The project uses Google's Gemini AI model to interpret natural language questions and generate appropriate SQL queries for a MySQL database containing sales, customer, and product data.
- Natural Language to SQL Conversion: Uses Google Gemini AI to convert user questions into SQL statements
- MySQL Database Integration: Connects directly to a MySQL database to execute generated queries
- CSV Data Support: Works with data imported from CSV files into MySQL tables
- Structured Query Generation: Creates precise SQL queries based on the database schema
- Jupyter Notebook Implementation: Complete solution implemented in a Jupyter notebook for easy modification
To get started with the Text to SQL Chatbot, follow these steps:
-
Clone the Repository:
git clone https://github.com/yourusername/Text-to-SQL-Chatbot.git cd Text-to-SQL-Chatbot
-
Install Required Libraries:
pip install langchain langchain_google_genai pymysql
-
Set Up MySQL Database:
- Create a MySQL database named
text_to_sql
- Import the CSV files from the
Data_CSV
folder into corresponding tables - Ensure the database schema matches the one referenced in the notebook
- Create a MySQL database named
-
Configure API Keys:
- Obtain a Google Gemini API key
- Replace
'API_KEY_HERE'
in the notebook with your actual API key
- Open the
Gemini Chatbot.ipynb
notebook in Jupyter - Update the database connection parameters if needed:
host = 'localhost' port = '3306' username = 'root' password = 'root' database_schema = 'text_to_sql'
- Run all cells in the notebook
- Enter your natural language questions when prompted
- The system will convert your question to SQL, execute it, and return the results
Example questions:
- "What is the total 'Line Total' for Geiss Company?"

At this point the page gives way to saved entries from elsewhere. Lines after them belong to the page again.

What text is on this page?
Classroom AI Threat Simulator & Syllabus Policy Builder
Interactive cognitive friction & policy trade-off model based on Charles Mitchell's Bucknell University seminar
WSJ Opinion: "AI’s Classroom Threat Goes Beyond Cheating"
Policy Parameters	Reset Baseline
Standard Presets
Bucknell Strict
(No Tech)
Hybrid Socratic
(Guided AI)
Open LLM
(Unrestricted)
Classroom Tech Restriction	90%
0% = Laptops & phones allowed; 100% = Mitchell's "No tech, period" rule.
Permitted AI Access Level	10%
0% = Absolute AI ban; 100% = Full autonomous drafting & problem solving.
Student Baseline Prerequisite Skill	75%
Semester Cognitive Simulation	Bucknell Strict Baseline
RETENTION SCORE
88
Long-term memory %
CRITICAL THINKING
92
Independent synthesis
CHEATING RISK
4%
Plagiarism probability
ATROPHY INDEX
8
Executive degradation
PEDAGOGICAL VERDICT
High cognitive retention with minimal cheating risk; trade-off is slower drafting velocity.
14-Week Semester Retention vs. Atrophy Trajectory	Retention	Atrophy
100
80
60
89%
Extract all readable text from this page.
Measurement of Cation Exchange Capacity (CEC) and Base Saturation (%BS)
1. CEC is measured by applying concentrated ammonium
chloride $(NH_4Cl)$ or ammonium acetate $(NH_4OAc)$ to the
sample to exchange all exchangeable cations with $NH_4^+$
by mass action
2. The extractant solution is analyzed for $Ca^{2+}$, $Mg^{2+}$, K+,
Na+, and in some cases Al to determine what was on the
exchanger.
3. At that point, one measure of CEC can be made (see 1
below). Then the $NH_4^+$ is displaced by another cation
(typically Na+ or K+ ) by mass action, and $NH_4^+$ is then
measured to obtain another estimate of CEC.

- "Show me the top 5 products by sales amount"
- "What are the sales figures for the South region in 2021?"
The architecture of the Text to SQL Chatbot consists of the following components:
- Data Source: CSV files containing sales, customer, product, and regional data
- Database: MySQL database where the data is stored in structured tables
- LangChain Framework: Orchestrates the workflow between components
- Google Gemini AI: Processes natural language and generates SQL queries
- SQL Execution Engine: Runs the generated queries against the database
- Result Formatter: Returns the query results in a readable format
The performance of the chatbot can be evaluated using various metrics, including:
- Query Accuracy: How accurately the AI generates the correct SQL queries
- Response Time: The time taken to return results after a question is asked
- Schema Understanding: How well the system understands the database structure
- Complex Query Handling: Ability to handle joins, aggregations, and filters
This project is licensed under the MIT License. See the LICENSE file for more details.